Thursday, November 04, 2010

Hot Downward Dog.

I've been trying out hot yoga this month. There is a studio in town that offers a $40 month-long unlimited package for new clients. Since each session is $16, I'll have saved money if I go three times, so why not? I must have to give it that many tries before I can really know if I like it or not anyway.

Well, hot yoga is the freshest brand of hippie hell. It's also awesome. I'm pretty torn about it. The yoga itself is pretty elementary, but doing it in a room set to 32 celsius.

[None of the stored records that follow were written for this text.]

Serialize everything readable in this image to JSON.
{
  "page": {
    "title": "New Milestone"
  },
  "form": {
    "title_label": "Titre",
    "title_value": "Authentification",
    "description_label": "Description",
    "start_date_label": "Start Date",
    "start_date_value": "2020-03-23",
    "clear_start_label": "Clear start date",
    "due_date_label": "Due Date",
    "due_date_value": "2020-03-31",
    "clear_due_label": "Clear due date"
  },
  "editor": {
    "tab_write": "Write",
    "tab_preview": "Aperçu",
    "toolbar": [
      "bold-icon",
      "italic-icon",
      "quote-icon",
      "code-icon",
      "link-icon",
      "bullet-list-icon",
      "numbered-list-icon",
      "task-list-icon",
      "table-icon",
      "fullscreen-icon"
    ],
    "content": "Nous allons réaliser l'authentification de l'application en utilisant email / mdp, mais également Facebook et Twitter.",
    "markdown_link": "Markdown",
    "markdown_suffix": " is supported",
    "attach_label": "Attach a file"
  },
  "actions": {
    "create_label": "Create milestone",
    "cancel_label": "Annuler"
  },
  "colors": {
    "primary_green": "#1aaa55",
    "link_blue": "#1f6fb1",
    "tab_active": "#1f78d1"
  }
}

Within one minute, sweat is pouring off me. My pigtails are dripping, my eyes are stinging with salt, and there's no grip left in my sweaty palms.

If you have to ask if this is a picture of me, you don't know me very well.

In my first session I had to step out of the room for a while because I felt like if I didn't I might pass out. I was down in child's pose and couldn't get a decent breath of air, even if I turned my head. It felt like I was breathing in and out of a shoebox. Really, I was probably just shorting out my body's ability to maintain homeostasis because the air in the room was likely nearing body temperature.

I'm not sure if it's as good as a workout as people might think. I suspect we think it's a good workout because of all the sweating, and usually, sweating means good activity, but it's there somewhat artificially.

I don't buy all the "sweat out your toxins" stuff. I'm pretty sure sweat is just water and some salts and some other trace minerals.

This isn't to say it's not beneficial at all. It is a good activity, yoga, and being all warm and cozy and sweaty isn't exactly unpleasant, but I don't see the heat as essential. It's a good novelty, I think.

I've had a cold the last few days so I haven't been back in over a week. I want to be able to take a good deep breath without coughing before I head back into that workout.